Tuesday, March 31, 2009

March 31 2009

I have always wanted to keep a dream journal--even since i was really little.  Since I already have three journals I try to use as frequently as possible and sometimes get lazy with writing, I though maybe a dream blog would be a perfect solution.  I tend to be able to format my thoughts and think better on a keyboard anyways since sentences and thoughts come together faster with a keyboard and screen than with a pen and paper and keyboards doesnt get cramps and have to stop to take breaks and lose ideas in the process.
I should probably also mention i remember my dreams almost every time I sleep (I would say every night, but I hardly sleep at night atmore, at least not during what would traditionally be considered the "night hours")

I have had a few really good drems while I have been home--the kind that make you really happy and make you know it's going to be a great day.  The kind that make you know you're on the right path and that maybe it's not just wishful thinking.  The kind that wake waking life make sense.  I will exclude these however, because I feel their details will not fade and they have grown near enough to my heart that I don't wish them to be common knowledge.



I think the dream I had last night was a mix up of scenes from the perks of being a wall flower, ideals from eat pray love, and all of my hopes and wishes for the next 18 and some odd months of my life.    Those were the books i was reading until i finally fell asleep somewhere around 5 am, and summer and the semesters after are all I have been able to think about lately.  Life is getting very exciting.

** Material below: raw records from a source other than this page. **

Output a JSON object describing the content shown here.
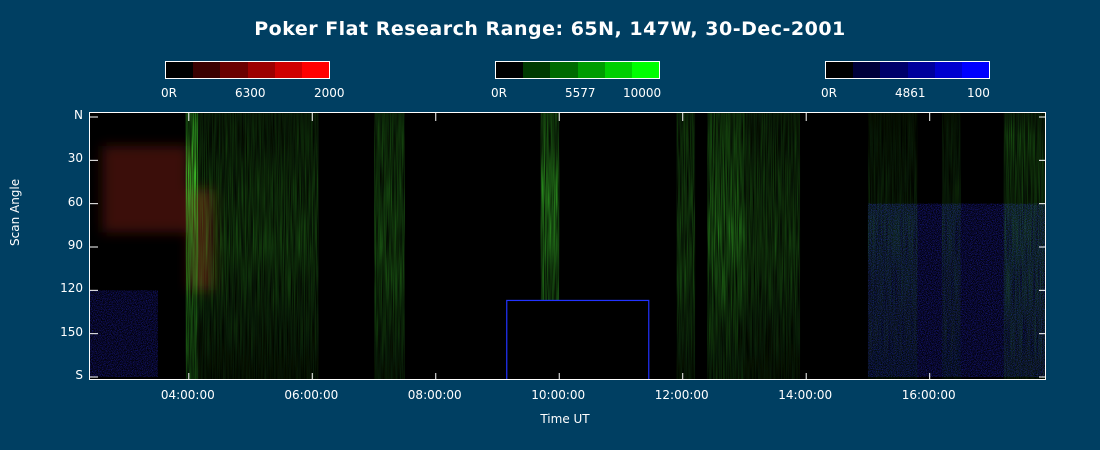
{
  "title": "Poker Flat Research Range: 65N, 147W, 30-Dec-2001",
  "colorbars": [
    {
      "min_label": "0R",
      "wavelength": "6300",
      "max_label": "2000",
      "colors": [
        "#000000",
        "#3a0000",
        "#6a0000",
        "#9c0000",
        "#cf0000",
        "#ff0000"
      ]
    },
    {
      "min_label": "0R",
      "wavelength": "5577",
      "max_label": "10000",
      "colors": [
        "#000000",
        "#003a00",
        "#006a00",
        "#009c00",
        "#00cf00",
        "#00ff00"
      ]
    },
    {
      "min_label": "0R",
      "wavelength": "4861",
      "max_label": "100",
      "colors": [
        "#000000",
        "#00003a",
        "#00006a",
        "#00009c",
        "#0000cf",
        "#0000ff"
      ]
    }
  ],
  "chart_data": {
    "type": "heatmap",
    "title": "Poker Flat Research Range: 65N, 147W, 30-Dec-2001",
    "xlabel": "Time UT",
    "ylabel": "Scan Angle",
    "xlim_hours": [
      2.4,
      17.9
    ],
    "ylim": [
      0,
      180
    ],
    "x_ticks": [
      {
        "hour": 4,
        "label": "04:00:00"
      },
      {
        "hour": 6,
        "label": "06:00:00"
      },
      {
        "hour": 8,
        "label": "08:00:00"
      },
      {
        "hour": 10,
        "label": "10:00:00"
      },
      {
        "hour": 12,
        "label": "12:00:00"
      },
      {
        "hour": 14,
        "label": "14:00:00"
      },
      {
        "hour": 16,
        "label": "16:00:00"
      }
    ],
    "y_ticks": [
      {
        "angle": 0,
        "label": "N"
      },
      {
        "angle": 30,
        "label": "30"
      },
      {
        "angle": 60,
        "label": "60"
      },
      {
        "angle": 90,
        "label": "90"
      },
      {
        "angle": 120,
        "label": "120"
      },
      {
        "angle": 150,
        "label": "150"
      },
      {
        "angle": 180,
        "label": "S"
      }
    ],
    "green_5577_bands": [
      {
        "start_h": 3.95,
        "end_h": 4.15,
        "peak_angle": 40,
        "intensity": 0.95
      },
      {
        "start_h": 4.15,
        "end_h": 6.1,
        "peak_angle": 90,
        "intensity": 0.35
      },
      {
        "start_h": 7.0,
        "end_h": 7.5,
        "peak_angle": 90,
        "intensity": 0.45
      },
      {
        "start_h": 9.7,
        "end_h": 10.0,
        "peak_angle": 60,
        "intensity": 0.7
      },
      {
        "start_h": 11.9,
        "end_h": 12.2,
        "peak_angle": 90,
        "intensity": 0.4
      },
      {
        "start_h": 12.4,
        "end_h": 13.0,
        "peak_angle": 80,
        "intensity": 0.55
      },
      {
        "start_h": 13.0,
        "end_h": 13.9,
        "peak_angle": 90,
        "intensity": 0.35
      },
      {
        "start_h": 15.0,
        "end_h": 15.8,
        "peak_angle": 70,
        "intensity": 0.2
      },
      {
        "start_h": 16.2,
        "end_h": 16.5,
        "peak_angle": 50,
        "intensity": 0.2
      },
      {
        "start_h": 17.2,
        "end_h": 17.9,
        "peak_angle": 15,
        "intensity": 0.35
      }
    ],
    "red_6300_regions": [
      {
        "start_h": 2.6,
        "end_h": 4.0,
        "angle_start": 20,
        "angle_end": 80,
        "intensity": 0.35
      },
      {
        "start_h": 4.0,
        "end_h": 4.4,
        "angle_start": 50,
        "angle_end": 120,
        "intensity": 0.4
      }
    ],
    "blue_4861_noise_regions": [
      {
        "start_h": 2.4,
        "end_h": 3.5,
        "angle_start": 120,
        "angle_end": 180,
        "intensity": 0.25
      },
      {
        "start_h": 15.0,
        "end_h": 17.9,
        "angle_start": 60,
        "angle_end": 180,
        "intensity": 0.3
      }
    ],
    "data_gap": {
      "start_h": 9.15,
      "end_h": 11.45,
      "angle_start": 127,
      "angle_end": 180
    }
  }
}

In my dream last night I went to a theater to see a movie--I don't remember which movie it was, or if it was even a real movie but I do remember that the theater was a grand, it had pillars and fabric on the walls and balconies.  And it was huge, even collosal.  Everyone i knew was there, seriously everyone.  Even the missionaries.  I wandered back to a place I felt like sitting it, and found that i was not without company even though I had gone to the theater that way.  
The boy sitting behind me was so-and-so from such-and-such place, neither of which i can remember now--or actually had probably ever heard of--but it made so much sense at the time.  I must have known him becuase I went back a row and sat beside him.  I also think we must have been really close because it was a rather emotional reunion, and he put his arm around me.  I think maybe we had dated previously.
Im not sure if the next chapter was the same dream, a different story, or both, but it seemed significant to me in a similar way.
I was at a boarding school, I think, somewhere in europe with some mates.  It feels like I should call them mates, not friends because of the nature of the dream.  We were silly and giddy as girls ofter are in exciting new places and on exciting new adventures.  I remember how excited we were to shave and shower and brush our teeth for the first time in a new city.  
I also remember a boy, I don't think he was a boy i actually know, maybe some sort of embodiment of all the things I've liked about all the boys I've know?  Something like that. 
He just felt really safe, like home.  We had some sort of connection that was real and deep.  I don't remember his name, but for some reason calling him "Broden" seems right.  I do not remember that or wish that to actually be his name, but it will work for now.  Broden was either my roommate, or just in the room while I was unpacking and setting up for a semester abroad.  I think the latter deserves it's day in the sun due to the fact that I honor it, and the fact that i had just read the last few letters of the perks of being a wall flower, including one of my favorite letters.   The one about charlie helping Sam pack for school.  Broden was smart, and gentle, and knew how to recover and fix my books when I though super gluing them to a cork-board would be a good storage place for them.  (Honestly, dreams can be so weird)  These books I had I'm pretty sure are not real books, I defiantly hadn't heard of them before, but i loved them still the same.  They were real to me.
At the end we were at a big assembly outside on steps, like those big political addresses in movies.  It was weird though because me and Broden were the ones on stage, and he had something really important to say, but I think i woke up before he said it, or I just don't remember.